The scientists involved in breeding the new Tubigan 7 rice variety used the DNA marker-aided selection (MAS) technique in identifying the genes for each desired traits of submergence tolerance and resistance to pests.
"Instead of the usual laboratory tests, the breeders took pains in identifying the genes to come out with the target characteristics of the variety," said Dr. Antonio Alfonso, head of plant breeding and biotechnology division of the Philippine Rice Research Institute (PhilRice) in Muñoz Science City in Nueva Ecija, which initiated the development of Tubigan 7.
Alfonso emphasized, however, that Tubigan 7 is not a genetically modified rice. "These [genes involved] are not transgenic. Source of genes were still rice and [the method was] made through conventional breeding," he said.
Tubigan 7, which means "flooded," in the vernacular, is an elite line with IR64 background. It also has fertility restorer trait and could yield about 8 tons per hectare during the dry season cropping and 5 to 6 tons per hectare during the wet season, 15 percent higher than the conventional harvest record in the Philippines.
PhilRice said Tubigan 7 is "the first-ever successful DNA-MAS product in the Philippine rice breeding."
This is also the second locally developed biotechnology rice, the first being the tissue culture-derived variety of improved traditional wagwag, Antonio said.
PhilRice completed the Tubigan 7 breeding process in June 2006 after nearly a decade of testing series, and recently the Philippine National Seed Industry Council (NSIC) officially released it as a variety.
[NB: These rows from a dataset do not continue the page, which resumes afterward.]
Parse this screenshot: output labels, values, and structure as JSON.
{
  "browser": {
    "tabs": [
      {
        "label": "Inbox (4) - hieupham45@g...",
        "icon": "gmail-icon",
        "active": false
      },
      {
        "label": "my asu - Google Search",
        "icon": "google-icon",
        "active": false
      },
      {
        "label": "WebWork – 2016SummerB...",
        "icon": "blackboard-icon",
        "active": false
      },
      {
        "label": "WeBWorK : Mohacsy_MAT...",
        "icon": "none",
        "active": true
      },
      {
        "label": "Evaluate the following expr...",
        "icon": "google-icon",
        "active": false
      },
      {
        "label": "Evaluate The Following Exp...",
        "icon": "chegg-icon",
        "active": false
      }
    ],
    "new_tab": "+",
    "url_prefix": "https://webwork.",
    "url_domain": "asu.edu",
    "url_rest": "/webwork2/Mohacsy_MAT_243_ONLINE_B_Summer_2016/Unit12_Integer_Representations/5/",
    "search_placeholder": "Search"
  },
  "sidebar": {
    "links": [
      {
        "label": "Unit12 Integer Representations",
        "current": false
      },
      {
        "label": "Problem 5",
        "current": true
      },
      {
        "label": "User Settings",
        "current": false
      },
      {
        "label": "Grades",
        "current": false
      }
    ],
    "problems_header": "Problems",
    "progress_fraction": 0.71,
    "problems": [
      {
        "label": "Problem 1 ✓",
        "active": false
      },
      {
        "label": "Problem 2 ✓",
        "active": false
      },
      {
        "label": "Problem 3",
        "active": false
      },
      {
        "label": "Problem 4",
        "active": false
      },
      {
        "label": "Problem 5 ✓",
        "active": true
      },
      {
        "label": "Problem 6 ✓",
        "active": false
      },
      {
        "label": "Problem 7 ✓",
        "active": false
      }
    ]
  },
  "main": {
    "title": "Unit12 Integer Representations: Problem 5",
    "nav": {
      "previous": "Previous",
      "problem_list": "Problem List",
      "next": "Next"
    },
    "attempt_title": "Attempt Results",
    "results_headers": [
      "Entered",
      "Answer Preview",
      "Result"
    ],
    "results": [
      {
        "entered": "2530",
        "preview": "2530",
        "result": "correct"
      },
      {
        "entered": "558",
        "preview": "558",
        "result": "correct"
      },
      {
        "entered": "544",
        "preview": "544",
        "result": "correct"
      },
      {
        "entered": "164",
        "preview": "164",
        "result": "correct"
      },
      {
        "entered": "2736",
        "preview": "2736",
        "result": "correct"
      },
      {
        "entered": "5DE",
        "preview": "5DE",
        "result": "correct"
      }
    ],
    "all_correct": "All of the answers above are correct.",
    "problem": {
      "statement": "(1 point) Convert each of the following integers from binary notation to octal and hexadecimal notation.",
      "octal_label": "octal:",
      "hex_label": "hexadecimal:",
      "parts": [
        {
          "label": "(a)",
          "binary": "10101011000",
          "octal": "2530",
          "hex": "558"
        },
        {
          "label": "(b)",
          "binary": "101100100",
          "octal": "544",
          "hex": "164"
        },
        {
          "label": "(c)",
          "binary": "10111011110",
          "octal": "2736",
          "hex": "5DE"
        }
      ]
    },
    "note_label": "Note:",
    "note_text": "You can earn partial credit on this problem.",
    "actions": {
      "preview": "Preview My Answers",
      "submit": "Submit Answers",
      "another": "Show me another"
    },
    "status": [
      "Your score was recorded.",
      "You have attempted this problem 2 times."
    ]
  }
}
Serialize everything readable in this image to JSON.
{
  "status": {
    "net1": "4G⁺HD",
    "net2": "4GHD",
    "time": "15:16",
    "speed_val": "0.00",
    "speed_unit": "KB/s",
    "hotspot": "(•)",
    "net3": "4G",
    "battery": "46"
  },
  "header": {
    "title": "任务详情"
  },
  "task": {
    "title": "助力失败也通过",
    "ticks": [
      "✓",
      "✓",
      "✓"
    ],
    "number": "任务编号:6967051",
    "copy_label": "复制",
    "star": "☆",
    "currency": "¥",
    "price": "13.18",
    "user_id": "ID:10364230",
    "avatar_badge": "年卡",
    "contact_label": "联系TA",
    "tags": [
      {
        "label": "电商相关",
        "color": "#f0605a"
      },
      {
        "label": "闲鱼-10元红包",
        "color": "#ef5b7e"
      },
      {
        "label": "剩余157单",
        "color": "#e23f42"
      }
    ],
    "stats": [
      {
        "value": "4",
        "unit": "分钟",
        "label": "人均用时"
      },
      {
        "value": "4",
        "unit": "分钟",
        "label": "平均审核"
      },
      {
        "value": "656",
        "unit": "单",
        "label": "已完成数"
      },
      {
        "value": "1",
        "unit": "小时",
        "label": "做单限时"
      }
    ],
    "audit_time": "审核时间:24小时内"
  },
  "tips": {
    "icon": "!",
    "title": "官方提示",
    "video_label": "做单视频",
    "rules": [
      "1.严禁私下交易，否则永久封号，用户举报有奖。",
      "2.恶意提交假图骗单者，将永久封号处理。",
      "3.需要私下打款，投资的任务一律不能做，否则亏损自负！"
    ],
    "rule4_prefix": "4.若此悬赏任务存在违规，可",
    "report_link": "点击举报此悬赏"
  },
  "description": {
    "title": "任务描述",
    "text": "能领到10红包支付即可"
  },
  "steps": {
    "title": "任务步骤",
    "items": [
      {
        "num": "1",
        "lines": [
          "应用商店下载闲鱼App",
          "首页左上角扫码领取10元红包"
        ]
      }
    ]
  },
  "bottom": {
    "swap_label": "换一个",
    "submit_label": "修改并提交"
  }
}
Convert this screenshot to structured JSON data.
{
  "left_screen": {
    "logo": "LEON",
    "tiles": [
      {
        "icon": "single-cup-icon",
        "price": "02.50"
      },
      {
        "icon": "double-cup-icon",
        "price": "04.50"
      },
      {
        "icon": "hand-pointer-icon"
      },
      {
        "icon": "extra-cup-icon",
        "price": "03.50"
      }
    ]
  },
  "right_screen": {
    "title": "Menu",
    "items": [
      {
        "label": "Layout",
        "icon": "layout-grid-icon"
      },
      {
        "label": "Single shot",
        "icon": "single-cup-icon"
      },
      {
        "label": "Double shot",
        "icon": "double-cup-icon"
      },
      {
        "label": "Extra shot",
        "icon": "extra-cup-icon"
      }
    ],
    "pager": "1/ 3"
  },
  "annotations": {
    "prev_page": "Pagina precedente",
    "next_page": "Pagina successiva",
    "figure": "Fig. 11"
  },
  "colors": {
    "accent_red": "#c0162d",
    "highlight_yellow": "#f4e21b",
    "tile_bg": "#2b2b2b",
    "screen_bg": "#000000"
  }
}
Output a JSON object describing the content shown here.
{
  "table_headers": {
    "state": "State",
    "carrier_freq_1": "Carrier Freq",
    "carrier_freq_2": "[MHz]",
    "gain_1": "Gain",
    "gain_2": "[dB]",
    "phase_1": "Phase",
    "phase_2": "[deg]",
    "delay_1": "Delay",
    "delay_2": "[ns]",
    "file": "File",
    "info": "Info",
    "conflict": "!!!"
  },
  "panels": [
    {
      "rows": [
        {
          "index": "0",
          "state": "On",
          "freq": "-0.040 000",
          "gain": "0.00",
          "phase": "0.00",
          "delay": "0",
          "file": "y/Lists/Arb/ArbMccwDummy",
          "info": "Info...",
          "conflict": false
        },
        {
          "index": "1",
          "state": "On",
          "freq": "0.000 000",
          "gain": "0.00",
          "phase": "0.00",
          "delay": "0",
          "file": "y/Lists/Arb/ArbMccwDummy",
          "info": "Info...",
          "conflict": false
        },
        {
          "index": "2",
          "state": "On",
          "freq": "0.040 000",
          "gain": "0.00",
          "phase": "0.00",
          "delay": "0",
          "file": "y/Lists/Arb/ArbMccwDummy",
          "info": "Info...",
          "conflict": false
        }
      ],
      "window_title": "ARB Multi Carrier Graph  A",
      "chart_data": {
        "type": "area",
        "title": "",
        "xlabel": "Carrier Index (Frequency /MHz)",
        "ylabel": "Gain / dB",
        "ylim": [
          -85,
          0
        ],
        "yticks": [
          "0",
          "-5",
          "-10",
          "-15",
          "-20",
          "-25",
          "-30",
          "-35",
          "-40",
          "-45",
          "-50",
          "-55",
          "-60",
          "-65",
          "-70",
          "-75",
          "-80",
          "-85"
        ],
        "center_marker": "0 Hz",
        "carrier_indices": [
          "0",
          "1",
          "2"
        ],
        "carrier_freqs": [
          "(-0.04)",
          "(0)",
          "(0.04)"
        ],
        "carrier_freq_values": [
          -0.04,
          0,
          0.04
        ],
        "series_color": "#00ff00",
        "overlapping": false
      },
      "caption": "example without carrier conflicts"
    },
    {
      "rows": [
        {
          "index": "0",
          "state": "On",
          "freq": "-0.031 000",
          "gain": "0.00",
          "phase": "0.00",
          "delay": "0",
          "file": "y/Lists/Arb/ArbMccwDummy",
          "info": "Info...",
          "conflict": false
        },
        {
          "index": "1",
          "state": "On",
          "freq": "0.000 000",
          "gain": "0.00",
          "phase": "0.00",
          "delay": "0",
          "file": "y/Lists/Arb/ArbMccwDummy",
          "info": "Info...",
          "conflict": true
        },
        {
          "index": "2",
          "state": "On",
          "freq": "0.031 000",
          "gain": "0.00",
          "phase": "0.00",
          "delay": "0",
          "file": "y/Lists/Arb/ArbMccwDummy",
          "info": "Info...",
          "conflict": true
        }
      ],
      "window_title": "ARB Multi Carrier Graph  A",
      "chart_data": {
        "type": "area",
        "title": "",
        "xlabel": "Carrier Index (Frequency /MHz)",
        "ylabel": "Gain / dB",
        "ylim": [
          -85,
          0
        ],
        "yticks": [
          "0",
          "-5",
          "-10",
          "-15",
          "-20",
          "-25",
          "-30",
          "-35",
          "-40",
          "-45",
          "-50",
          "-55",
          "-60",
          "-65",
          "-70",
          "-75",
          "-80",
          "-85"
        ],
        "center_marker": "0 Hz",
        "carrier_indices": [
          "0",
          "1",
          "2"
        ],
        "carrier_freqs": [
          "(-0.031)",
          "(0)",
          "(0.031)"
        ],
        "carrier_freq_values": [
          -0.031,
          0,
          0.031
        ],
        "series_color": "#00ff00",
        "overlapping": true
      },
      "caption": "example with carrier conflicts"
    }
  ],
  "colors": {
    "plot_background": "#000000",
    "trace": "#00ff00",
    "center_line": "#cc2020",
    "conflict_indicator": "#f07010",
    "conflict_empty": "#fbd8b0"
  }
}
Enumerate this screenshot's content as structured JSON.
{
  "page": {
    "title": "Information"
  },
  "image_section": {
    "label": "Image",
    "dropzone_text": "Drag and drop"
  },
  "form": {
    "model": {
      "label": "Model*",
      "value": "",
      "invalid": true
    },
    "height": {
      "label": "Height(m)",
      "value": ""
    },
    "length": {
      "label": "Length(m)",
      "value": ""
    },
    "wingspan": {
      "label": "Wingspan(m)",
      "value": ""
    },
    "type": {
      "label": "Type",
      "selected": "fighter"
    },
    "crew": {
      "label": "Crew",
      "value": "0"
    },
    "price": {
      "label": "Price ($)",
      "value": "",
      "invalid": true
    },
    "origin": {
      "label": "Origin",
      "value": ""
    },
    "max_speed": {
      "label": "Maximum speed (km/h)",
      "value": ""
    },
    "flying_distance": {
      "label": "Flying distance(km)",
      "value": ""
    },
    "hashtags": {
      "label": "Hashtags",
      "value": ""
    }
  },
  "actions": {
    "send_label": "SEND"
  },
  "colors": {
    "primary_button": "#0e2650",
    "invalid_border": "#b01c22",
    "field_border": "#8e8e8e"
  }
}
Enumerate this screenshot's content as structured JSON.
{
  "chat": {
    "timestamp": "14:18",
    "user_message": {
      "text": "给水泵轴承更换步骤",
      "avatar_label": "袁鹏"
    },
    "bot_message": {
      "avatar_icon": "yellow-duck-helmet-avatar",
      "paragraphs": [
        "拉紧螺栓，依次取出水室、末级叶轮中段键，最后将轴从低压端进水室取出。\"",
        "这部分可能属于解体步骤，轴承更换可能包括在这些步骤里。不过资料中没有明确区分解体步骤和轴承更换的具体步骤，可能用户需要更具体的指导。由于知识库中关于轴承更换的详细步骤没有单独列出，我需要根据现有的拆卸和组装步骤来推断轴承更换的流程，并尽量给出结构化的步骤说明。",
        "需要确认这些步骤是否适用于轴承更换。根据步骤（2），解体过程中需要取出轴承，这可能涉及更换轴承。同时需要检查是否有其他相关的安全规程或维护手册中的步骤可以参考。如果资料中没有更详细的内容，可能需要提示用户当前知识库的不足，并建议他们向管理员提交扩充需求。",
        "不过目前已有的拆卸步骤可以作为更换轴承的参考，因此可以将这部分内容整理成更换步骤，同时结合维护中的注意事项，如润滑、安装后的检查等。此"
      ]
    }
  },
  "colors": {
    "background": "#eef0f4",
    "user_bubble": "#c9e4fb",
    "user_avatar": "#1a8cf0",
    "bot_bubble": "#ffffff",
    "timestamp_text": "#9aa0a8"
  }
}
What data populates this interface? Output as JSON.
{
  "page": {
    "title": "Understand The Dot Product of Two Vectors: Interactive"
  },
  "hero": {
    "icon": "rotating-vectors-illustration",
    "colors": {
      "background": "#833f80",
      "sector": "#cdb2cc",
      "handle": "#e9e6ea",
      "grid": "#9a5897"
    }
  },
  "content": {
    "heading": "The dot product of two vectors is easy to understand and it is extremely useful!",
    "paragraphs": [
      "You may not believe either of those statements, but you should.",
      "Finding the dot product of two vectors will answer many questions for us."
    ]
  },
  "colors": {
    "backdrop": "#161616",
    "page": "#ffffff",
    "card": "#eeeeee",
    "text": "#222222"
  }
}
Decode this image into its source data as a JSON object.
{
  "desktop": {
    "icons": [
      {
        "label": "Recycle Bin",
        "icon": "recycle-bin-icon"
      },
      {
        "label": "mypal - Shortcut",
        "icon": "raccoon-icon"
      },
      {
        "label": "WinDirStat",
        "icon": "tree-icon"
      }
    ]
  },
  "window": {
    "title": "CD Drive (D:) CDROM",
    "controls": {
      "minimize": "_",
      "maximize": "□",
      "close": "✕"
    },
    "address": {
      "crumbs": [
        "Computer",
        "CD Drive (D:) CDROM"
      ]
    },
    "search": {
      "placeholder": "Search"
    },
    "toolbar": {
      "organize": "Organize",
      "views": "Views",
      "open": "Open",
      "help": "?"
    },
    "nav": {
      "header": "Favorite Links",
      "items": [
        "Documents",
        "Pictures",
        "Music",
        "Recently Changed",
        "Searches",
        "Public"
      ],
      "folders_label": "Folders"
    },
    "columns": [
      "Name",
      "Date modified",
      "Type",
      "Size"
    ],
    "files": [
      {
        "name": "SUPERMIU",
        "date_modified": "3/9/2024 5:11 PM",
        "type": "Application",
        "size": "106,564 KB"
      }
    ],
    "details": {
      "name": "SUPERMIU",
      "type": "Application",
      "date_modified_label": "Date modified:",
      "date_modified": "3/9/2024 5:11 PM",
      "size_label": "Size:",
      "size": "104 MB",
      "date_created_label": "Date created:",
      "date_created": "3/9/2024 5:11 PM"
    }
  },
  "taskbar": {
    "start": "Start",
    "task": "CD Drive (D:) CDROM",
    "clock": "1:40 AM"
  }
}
The scientists involved in the project—Rolando Tabien, Marilou Abalos, Maricar Fernando, Emily Corpuz, Yolanda Dimaano, Gloria Osoteo, Rolando San Gabriel, Dindo Tabanan, Herminia Rapusas, Juliet Rillon and Leocadio Sebastian—cross-combined 103 genes with BB-, tungro-, and stemborer-resistance traits, as well as earliness genes during the dry season.
After they made additional crosses during the wet season—14 of them were for tungro-resistance and five for BB-resistance.
Alfonso explained that to come out with the flood-tolerant gene, the scientists applied the DNA-MAS crop breeding technique, which is direct extraction of DNA from each plant in the test field to determine which of the plant is resistant and which is susceptible to bacterial blight instead of the usual laboratory test.